El ratito de ayer se pasó muy rápido. Hoy, el desayuno fue gustoso a mi vera, con un rayo de sol calentándome la nuca desde la Calderería Vieja. Ahora escucho la radio mientras sorbo el café porque me recuerda a mi madre y pienso que probablemente Mati esté haciendo lo mismo en Delicias, frente a su sabrosa, rutinaria y sistemática tostada de tomate y la compañera de aguacate. Hoy, además, leía historias de abuelas (de güelites con puru remangu) y me sentía muy piquiñina como para dedicarme a algo que no fuese disfrutar. Había quedado con Tere para hacer el TFM en la biblioteca Realejo, su casa. En casa de Tere vive la tranquilidad de las ventanas que dan al mar de junio, así que no me importaba pasarme la mañana escribiendo sobre pedagogías y leyes. La calle, sin embargo, se había aliñado de limón y albahaca y por eso no me costó en absoluto cambiar el plan de estudio por una mañana de turista. Es difícil ser autodisciplinada. De hecho, cuanto más difícil se me hace, menos me apetece serlo. "Trabajar poco y disfrutar mucho", dice Carmen.

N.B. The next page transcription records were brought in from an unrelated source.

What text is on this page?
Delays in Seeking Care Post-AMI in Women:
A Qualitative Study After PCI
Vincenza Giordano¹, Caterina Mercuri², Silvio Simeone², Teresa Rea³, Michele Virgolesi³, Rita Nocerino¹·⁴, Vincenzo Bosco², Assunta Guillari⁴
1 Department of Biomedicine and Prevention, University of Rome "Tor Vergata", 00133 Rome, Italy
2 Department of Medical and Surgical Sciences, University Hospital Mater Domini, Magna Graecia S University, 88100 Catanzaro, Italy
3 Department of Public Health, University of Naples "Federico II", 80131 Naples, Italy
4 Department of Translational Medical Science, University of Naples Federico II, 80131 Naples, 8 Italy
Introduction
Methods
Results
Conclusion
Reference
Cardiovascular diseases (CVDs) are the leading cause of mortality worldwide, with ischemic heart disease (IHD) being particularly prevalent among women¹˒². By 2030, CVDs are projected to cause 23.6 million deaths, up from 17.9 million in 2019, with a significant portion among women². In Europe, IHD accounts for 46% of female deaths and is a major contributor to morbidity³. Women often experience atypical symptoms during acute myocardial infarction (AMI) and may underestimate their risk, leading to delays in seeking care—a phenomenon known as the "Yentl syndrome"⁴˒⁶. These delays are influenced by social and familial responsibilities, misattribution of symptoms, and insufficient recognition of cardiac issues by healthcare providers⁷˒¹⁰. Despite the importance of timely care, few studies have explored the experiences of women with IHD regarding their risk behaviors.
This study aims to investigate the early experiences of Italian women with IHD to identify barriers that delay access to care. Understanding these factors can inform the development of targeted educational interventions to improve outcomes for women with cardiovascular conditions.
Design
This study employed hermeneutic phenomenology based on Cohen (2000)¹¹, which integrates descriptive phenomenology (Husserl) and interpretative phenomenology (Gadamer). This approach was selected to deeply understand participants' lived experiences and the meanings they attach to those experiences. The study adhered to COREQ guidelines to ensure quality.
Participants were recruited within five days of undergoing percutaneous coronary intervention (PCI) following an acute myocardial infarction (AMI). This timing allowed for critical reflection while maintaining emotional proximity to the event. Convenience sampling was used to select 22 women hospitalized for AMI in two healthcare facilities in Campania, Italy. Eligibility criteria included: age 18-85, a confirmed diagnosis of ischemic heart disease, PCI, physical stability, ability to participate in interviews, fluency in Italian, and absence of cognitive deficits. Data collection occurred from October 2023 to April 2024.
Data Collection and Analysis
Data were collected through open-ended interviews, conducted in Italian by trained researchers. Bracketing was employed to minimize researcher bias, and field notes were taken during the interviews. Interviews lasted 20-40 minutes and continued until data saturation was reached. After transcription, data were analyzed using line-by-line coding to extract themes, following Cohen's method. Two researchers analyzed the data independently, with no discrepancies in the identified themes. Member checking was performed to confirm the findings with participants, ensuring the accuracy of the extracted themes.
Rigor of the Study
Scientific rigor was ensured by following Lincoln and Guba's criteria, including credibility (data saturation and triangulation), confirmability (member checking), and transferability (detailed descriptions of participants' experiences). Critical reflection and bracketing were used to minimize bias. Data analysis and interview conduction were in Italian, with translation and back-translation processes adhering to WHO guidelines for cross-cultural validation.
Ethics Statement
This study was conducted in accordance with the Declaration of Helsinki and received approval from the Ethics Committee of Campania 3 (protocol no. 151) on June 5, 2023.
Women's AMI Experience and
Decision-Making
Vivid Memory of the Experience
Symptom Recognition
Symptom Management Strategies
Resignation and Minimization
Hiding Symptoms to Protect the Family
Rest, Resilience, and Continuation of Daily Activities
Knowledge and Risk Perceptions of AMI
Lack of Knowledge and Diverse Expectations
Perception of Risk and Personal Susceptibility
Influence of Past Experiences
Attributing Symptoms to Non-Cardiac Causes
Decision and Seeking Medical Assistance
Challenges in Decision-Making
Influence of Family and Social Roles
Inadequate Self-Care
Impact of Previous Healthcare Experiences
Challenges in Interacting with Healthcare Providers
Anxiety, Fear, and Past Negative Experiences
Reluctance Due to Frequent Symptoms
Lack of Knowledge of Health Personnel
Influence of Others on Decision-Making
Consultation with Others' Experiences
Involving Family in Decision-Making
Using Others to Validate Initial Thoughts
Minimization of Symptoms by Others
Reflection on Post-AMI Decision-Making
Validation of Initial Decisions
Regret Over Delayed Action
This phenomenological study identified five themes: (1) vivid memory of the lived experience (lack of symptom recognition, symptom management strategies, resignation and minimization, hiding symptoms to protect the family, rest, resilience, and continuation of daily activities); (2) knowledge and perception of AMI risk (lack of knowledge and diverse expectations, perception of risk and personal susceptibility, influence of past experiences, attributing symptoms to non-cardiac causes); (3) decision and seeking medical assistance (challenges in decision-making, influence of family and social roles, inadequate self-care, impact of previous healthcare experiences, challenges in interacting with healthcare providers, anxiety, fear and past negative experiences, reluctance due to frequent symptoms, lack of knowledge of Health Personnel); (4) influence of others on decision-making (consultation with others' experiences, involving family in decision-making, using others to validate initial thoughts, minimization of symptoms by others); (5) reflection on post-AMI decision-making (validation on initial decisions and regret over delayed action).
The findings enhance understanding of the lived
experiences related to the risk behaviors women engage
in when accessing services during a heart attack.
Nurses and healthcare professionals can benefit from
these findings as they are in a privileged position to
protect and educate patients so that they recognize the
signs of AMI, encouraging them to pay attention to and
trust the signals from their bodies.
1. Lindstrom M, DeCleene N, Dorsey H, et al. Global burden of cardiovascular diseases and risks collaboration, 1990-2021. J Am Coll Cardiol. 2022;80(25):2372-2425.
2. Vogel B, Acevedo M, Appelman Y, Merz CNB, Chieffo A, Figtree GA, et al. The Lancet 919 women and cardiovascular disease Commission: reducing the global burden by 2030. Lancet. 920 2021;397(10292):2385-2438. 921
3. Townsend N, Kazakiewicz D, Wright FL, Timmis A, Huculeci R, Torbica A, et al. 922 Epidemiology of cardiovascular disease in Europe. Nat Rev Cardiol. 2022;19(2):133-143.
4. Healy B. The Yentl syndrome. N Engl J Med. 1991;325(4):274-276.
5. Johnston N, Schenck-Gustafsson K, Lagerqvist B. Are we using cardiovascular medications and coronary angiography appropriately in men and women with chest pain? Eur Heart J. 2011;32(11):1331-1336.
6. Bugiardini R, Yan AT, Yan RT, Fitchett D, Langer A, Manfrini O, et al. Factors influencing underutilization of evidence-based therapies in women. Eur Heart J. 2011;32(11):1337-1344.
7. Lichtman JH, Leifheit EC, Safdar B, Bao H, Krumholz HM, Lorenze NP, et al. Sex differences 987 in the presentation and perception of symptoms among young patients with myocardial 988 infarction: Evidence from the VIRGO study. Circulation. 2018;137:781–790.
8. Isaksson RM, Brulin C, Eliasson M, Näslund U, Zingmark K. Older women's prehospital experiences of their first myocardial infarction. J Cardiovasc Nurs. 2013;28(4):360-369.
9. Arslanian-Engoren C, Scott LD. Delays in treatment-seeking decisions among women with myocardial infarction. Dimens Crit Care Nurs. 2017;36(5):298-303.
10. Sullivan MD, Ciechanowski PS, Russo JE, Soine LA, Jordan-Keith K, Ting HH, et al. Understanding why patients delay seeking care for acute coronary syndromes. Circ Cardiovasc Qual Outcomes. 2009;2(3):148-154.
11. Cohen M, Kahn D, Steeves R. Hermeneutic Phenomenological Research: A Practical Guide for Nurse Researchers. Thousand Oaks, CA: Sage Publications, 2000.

Llené mi bolso de entretenimientos, como llevo haciendo toda la vida aunque a Teresa le parece síntoma de adultez, agarré la guitarra de Clarita y escalé las laderas de la Alhambra. El vestido sesentero de mi abuela Delfina me volvía hada entre los pavos reales y los laureles del convento. Recorrimos el Carmen de los Mártires dejándonos atravesar por las luces y las sombras. Las glicinias en flor y los azahares me acariciaban tan intensamente los pulmones que hacían brotar humedad entre mis piernas. Quizá por eso se dice que la primavera la sangre altera. El mundo se despliega para ofrecer su repertorio de delicias: las plantas hacen el amor, se reproducen desperdigando una llovizna aterciopelada, los pavos braman desgarrados y las montañas manan todo el deseo contenido. No se puede negar la juventud.

Tere y yo charlamos mucho, nos cuidamos, nos dimos la razón. Cuando quedaban quince minutos para que los jardines cerrasen, una voz como la de los supermercados habló por megafonía para pedirnos que abandonáramos el recinto. Cuesta abajo recordó que en Navidad habíamos hablado de cómo nunca hacíamos nada juntas y, ahora, literalmente, no hacíamos otra cosa que estar juntas. Tampoco hay muchas más opciones, pero qué alegría. Llegamos al punto donde se cruza la cuesta que lleva al Realejo con la cuesta que conduce a Plaza Nueva y las dos supimos que nos íbamos a tomar una cerveza. De camino a la terraza nos paramos a admirar una fachada maquillada con hiedras y Tere se burló de mí diciendo: quién te ha visto y quien te ve, hace unos meses querías prenderle fuego a la ciudad y ahora... Hizo aspavientos de bailarina y me imitó: “¡me da igual que me haya tocado hacer las practicas en un concertado! ¡qué bonita es cada esquina de Granada!”. Clarita salió del cole y se vino con nosotras y al final fueron cinco cañas y cinco tapas veganas. Seguimos charlando y charlando. Decidí coser allí, en la compañía de la conversación, la compresa de Matilde, porque es algo que siempre hago a solas, en la intimidad del pensamiento. Me gustó esa nueva manera de estar presente en lo que hago y comparto. Clarita sacó la guitarra y mientras seguía hincando la aguja cantamos "Arena y romero". "¡Coser y cantar!", chilló Tere orgullosa de su ocurrencia. Pues seguramente de ahí venga, de las amigas que hacen que el trabajo se reconozca al menos en los afectos sinceros, se pase de otra manera, y que la vida sea gustosa.

Nos comimos un helado junto al río, nos acostamos apartadas con las mascarillas bajadas y los párpados al sol, y reímos imaginando que un policía nos despertaba de una siesta accidental e incívica. Qué placer.